Soil moisture (SM) is a key factor in the surface water cycle, affecting the water–heat exchange in global surface processes [1,2]. It also has important effects on plant productivity, soil biology, geochemistry, and surface hydrology [3,4]. The surface SM product data estimated by satellite remote sensing technology have been widely used in drought monitoring and climate modeling [5,6]. However, its application in regional hydrology and agriculture is limited due to its low resolution, in which the spatial resolution of SM products needs to be at least 1 km [6,7]. Considerable effort has focused on developing SMD approaches to improve the spatial resolution of SM products retrieved from satellites [6,7,8,9,10,11,12].

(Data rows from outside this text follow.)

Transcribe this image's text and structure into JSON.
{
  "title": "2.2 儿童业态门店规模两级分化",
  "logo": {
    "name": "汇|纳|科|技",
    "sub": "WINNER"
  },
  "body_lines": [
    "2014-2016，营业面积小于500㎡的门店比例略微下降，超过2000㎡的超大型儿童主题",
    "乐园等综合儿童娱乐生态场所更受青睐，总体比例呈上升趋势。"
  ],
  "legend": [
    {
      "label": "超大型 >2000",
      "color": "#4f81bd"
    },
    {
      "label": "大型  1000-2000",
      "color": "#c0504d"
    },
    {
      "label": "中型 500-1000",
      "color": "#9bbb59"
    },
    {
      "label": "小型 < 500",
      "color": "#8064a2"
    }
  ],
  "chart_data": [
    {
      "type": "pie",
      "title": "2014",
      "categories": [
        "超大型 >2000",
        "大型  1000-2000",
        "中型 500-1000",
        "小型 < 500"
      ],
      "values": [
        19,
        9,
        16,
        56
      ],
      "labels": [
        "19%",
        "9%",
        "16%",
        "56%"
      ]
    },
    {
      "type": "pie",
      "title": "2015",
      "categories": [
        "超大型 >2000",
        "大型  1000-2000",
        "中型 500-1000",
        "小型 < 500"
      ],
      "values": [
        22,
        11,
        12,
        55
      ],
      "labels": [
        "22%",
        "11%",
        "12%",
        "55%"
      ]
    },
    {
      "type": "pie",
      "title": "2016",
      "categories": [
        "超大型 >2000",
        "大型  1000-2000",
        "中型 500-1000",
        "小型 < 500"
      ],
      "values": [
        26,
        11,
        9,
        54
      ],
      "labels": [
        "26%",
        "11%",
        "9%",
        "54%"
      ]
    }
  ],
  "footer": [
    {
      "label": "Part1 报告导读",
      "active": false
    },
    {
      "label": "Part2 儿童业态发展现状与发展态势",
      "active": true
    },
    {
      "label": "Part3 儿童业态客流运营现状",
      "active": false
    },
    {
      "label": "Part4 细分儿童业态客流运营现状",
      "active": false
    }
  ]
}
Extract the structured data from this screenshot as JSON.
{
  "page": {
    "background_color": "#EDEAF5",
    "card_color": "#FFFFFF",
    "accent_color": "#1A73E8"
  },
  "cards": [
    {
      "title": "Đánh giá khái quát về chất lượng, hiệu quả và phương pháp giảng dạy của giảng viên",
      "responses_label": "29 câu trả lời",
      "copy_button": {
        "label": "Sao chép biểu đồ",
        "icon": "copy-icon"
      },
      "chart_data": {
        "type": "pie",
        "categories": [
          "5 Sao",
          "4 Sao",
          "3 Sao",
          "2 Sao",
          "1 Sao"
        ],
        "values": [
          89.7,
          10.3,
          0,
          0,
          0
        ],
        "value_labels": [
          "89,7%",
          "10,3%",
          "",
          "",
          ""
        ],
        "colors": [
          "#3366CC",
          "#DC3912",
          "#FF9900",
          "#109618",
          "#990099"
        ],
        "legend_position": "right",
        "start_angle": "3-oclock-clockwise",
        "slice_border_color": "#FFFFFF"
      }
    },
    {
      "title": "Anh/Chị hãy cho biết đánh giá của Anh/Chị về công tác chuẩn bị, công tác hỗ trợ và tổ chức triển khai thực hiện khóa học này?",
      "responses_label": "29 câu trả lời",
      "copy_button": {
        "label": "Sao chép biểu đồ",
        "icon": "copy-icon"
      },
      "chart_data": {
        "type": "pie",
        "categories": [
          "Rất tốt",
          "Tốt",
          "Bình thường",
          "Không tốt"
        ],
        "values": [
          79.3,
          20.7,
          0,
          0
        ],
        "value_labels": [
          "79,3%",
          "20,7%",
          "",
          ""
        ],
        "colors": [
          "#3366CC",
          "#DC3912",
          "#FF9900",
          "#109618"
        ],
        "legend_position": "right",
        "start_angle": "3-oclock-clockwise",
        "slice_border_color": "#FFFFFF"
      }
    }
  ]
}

Microwaves are particularly sensitive to moisture, have a certain penetrability to the surface, and are less affected by weather during data acquisition; thus, microwave remote sensing has always been highly valued in monitoring the SM of the continent. The most widely used SM products are the Advanced Microwave Scanning Radiometer(AMSR)-Earth Observing System SM, Soil Moisture and Ocean Salinity(SMOS) SM, and Soil Moisture Active Passive (SMAP) SM [7,8,9,10,11,12,13,14]. The feasibility and accuracy of these products have been verified for global application, but their resolutions are low, generally tens of kilometers [13,14,15,16,17,18,19,20,21,22]. If the coarse spatial resolution of SM product data can be improved by downscaling, then they will be more widely used.

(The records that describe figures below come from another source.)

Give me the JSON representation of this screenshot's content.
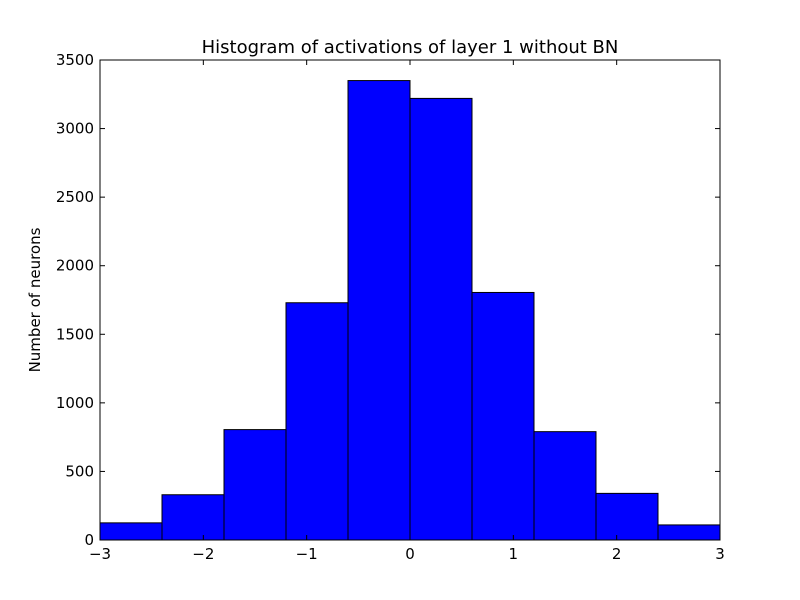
{
  "chart_data": {
    "type": "bar",
    "title": "Histogram of activations of layer 1  without BN",
    "xlabel": "",
    "ylabel": "Number of neurons",
    "bins": [
      {
        "x0": -3.0,
        "x1": -2.4,
        "value": 125
      },
      {
        "x0": -2.4,
        "x1": -1.8,
        "value": 330
      },
      {
        "x0": -1.8,
        "x1": -1.2,
        "value": 805
      },
      {
        "x0": -1.2,
        "x1": -0.6,
        "value": 1730
      },
      {
        "x0": -0.6,
        "x1": 0.0,
        "value": 3350
      },
      {
        "x0": 0.0,
        "x1": 0.6,
        "value": 3220
      },
      {
        "x0": 0.6,
        "x1": 1.2,
        "value": 1805
      },
      {
        "x0": 1.2,
        "x1": 1.8,
        "value": 790
      },
      {
        "x0": 1.8,
        "x1": 2.4,
        "value": 340
      },
      {
        "x0": 2.4,
        "x1": 3.0,
        "value": 110
      }
    ],
    "xlim": [
      -3,
      3
    ],
    "ylim": [
      0,
      3500
    ],
    "x_ticks": [
      -3,
      -2,
      -1,
      0,
      1,
      2,
      3
    ],
    "x_tick_labels": [
      "−3",
      "−2",
      "−1",
      "0",
      "1",
      "2",
      "3"
    ],
    "y_ticks": [
      0,
      500,
      1000,
      1500,
      2000,
      2500,
      3000,
      3500
    ],
    "y_tick_labels": [
      "0",
      "500",
      "1000",
      "1500",
      "2000",
      "2500",
      "3000",
      "3500"
    ],
    "grid": false,
    "legend": "none",
    "bar_color": "#0000ff",
    "edge_color": "#000000"
  }
}
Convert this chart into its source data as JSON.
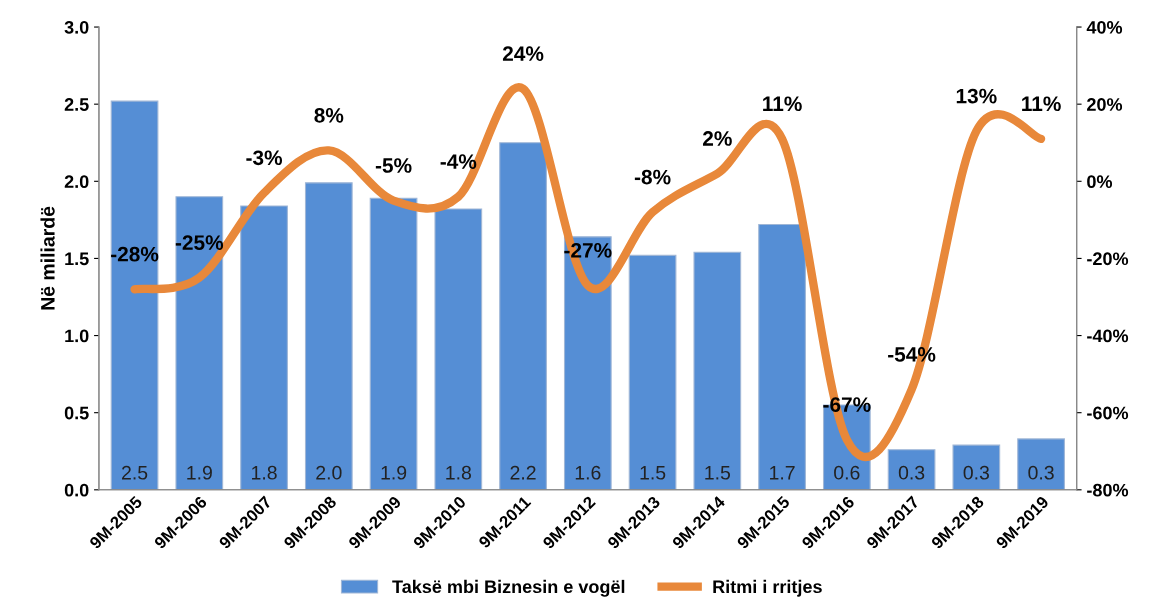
{
  "chart_data": {
    "type": "bar",
    "ylabel": "Në miliardë",
    "categories": [
      "9M-2005",
      "9M-2006",
      "9M-2007",
      "9M-2008",
      "9M-2009",
      "9M-2010",
      "9M-2011",
      "9M-2012",
      "9M-2013",
      "9M-2014",
      "9M-2015",
      "9M-2016",
      "9M-2017",
      "9M-2018",
      "9M-2019"
    ],
    "series": [
      {
        "name": "Taksë mbi Biznesin e vogël",
        "color": "#558ed5",
        "values": [
          2.52,
          1.9,
          1.84,
          1.99,
          1.89,
          1.82,
          2.25,
          1.64,
          1.52,
          1.54,
          1.72,
          0.55,
          0.26,
          0.29,
          0.33
        ],
        "value_labels": [
          "2.5",
          "1.9",
          "1.8",
          "2.0",
          "1.9",
          "1.8",
          "2.2",
          "1.6",
          "1.5",
          "1.5",
          "1.7",
          "0.6",
          "0.3",
          "0.3",
          "0.3"
        ]
      },
      {
        "name": "Ritmi i rritjes",
        "type": "line",
        "axis": "y2",
        "color": "#e8883a",
        "values": [
          -28,
          -25,
          -3,
          8,
          -5,
          -4,
          24,
          -27,
          -8,
          2,
          11,
          -67,
          -54,
          13,
          11
        ],
        "value_labels": [
          "-28%",
          "-25%",
          "-3%",
          "8%",
          "-5%",
          "-4%",
          "24%",
          "-27%",
          "-8%",
          "2%",
          "11%",
          "-67%",
          "-54%",
          "13%",
          "11%"
        ]
      }
    ],
    "ylim": [
      0,
      3
    ],
    "yticks": [
      {
        "value": 0,
        "label": "0.0"
      },
      {
        "value": 0.5,
        "label": "0.5"
      },
      {
        "value": 1,
        "label": "1.0"
      },
      {
        "value": 1.5,
        "label": "1.5"
      },
      {
        "value": 2,
        "label": "2.0"
      },
      {
        "value": 2.5,
        "label": "2.5"
      },
      {
        "value": 3,
        "label": "3.0"
      }
    ],
    "y2lim": [
      -80,
      40
    ],
    "y2ticks": [
      {
        "value": -80,
        "label": "-80%"
      },
      {
        "value": -60,
        "label": "-60%"
      },
      {
        "value": -40,
        "label": "-40%"
      },
      {
        "value": -20,
        "label": "-20%"
      },
      {
        "value": 0,
        "label": "0%"
      },
      {
        "value": 20,
        "label": "20%"
      },
      {
        "value": 40,
        "label": "40%"
      }
    ],
    "grid": false,
    "legend": "bottom",
    "marker": "none",
    "line_style": "solid"
  }
}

Downscaling studies and products are well reviewed in the literature [6,7,8]. Various downscaling methods or algorithms can be divided into empirical [9,10,11,12,13,14,15,22,23,24,25,26,27,28,29,30,31,32], semi-empirical [33,34,35] and physical model based methods [36], of which the first method is the most widely used. The principle of the empirical downscaling method is that a model is first constructed based on coarse-scale SM data and high-resolution optical/infrared remote sensing data. Then, high-spatial resolution data, which are used as predictors, are input into the model to calculate the downscaled SM. The polynomial regression function is the most commonly used empirical spatial downscaling relational model. The high-resolution data used as predictors originate from optical and infrared remote sensing observations and usually include land surface temperature (LST) and vegetation index (VI) [29]. In addition, surface albedo (ALB), elevation and slope aspect, meteorological, evapotranspiration (ET), and radar data have also been used in downscaling studies [24,29,36,37].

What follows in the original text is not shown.